The terrorists are demanding millions for the release of these luckless individuals, one of whom has been held for nearly four years. And the demands are being made to the governments of these citizens. In addition Abu Sayyaf is linking the release of its imprisoned members to the money ransom.

The Canadian government refused to pay anything for the release of an earlier hostage. As a result the wretched man was decapitated and his head left on a remote island. Now a video has been released of another Canadian,  a Norwegian and a Filipino in which they beg their governments to give in to the terrorists’ demands, otherwise they will be killed.
  Distraught relatives must be going through hell as they watch these awful pictures. For the Canadian family members in particular, the torment is complete because the Canadian government is one of a number around the world that operate a no-deal policy.
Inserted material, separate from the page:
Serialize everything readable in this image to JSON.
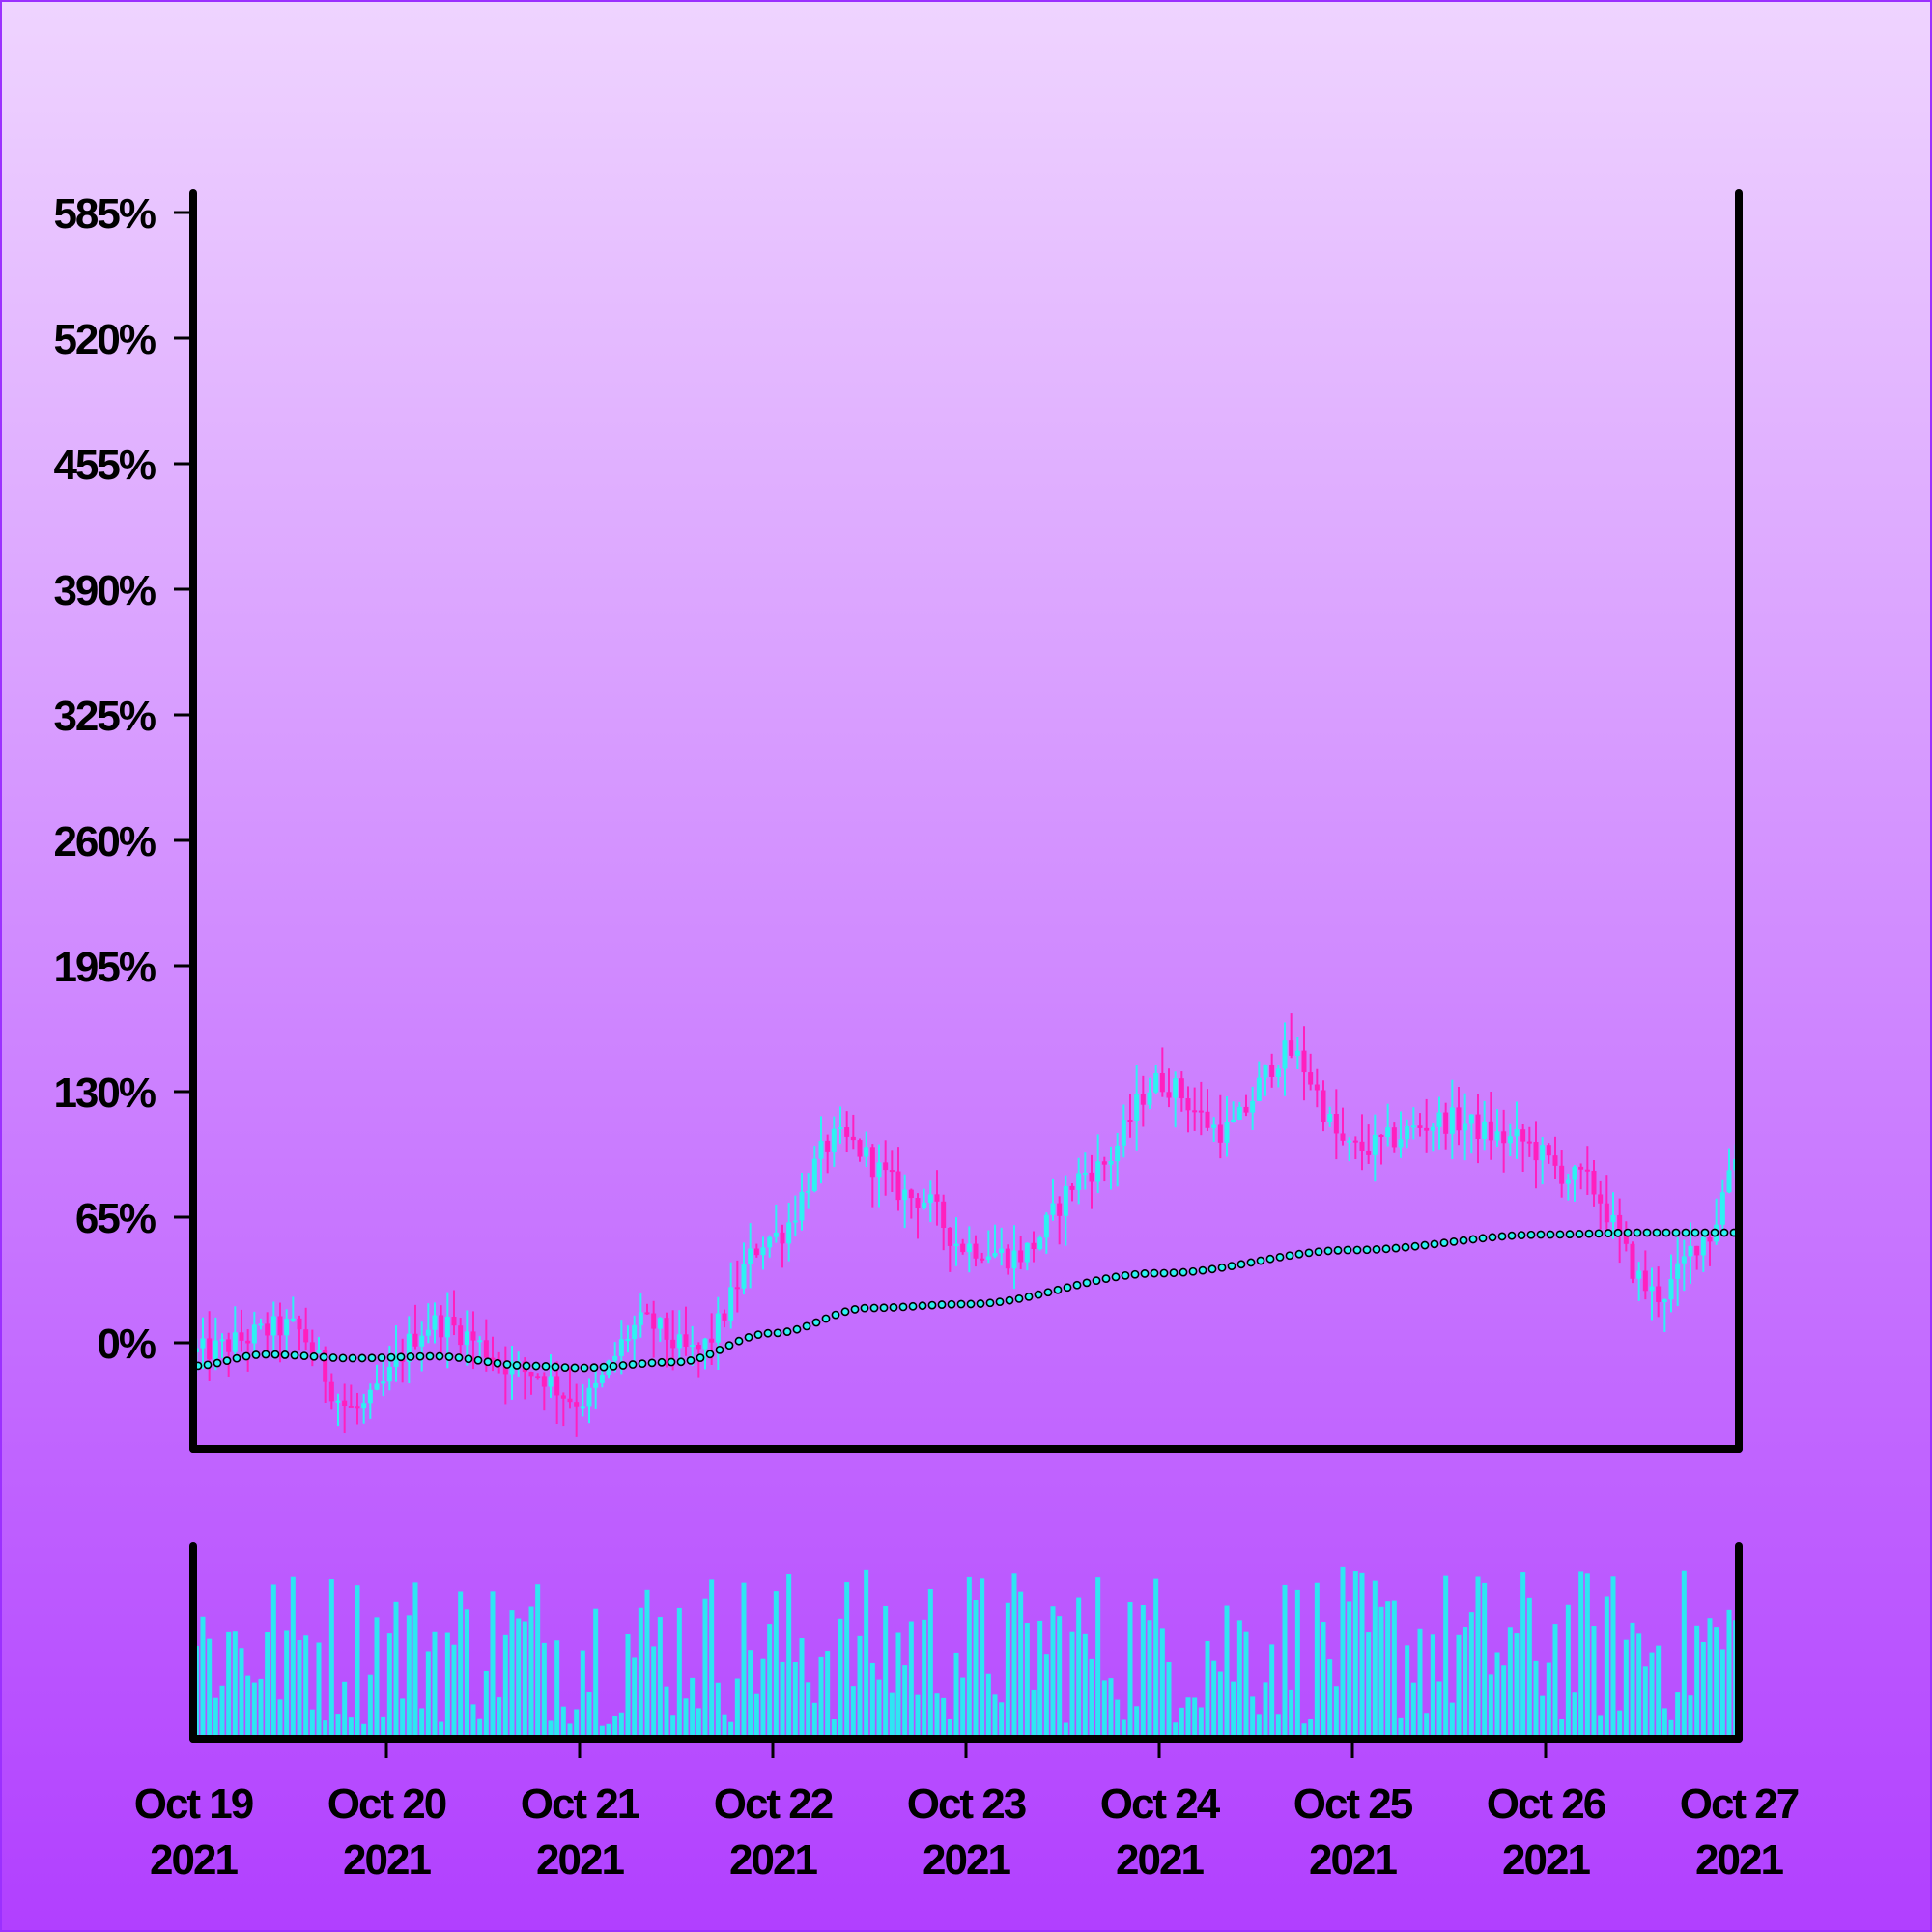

Like the British, the Canadians argue that giving in to the demands of any sort of kidnappers, but particularly terrorists, is a grievous error. Their point is that cutting a deal for one kidnap victim makes it inevitable that more of their nationals will be seized at some future date with the criminals confidently expecting their demands to be met again.

Not every government agrees with this policy. The French and Italian governments have managed to secure the release of hostages in Syria and Libya. In every case, there has been vigorous denial that any ransom was paid. For Abu Sayyaf these kidnappings are less about the money and more about the power of publicity. Cutting the head off a helpless kidnap victim is their way of making themselves noticed, which loathsomely, they regard as a great victory.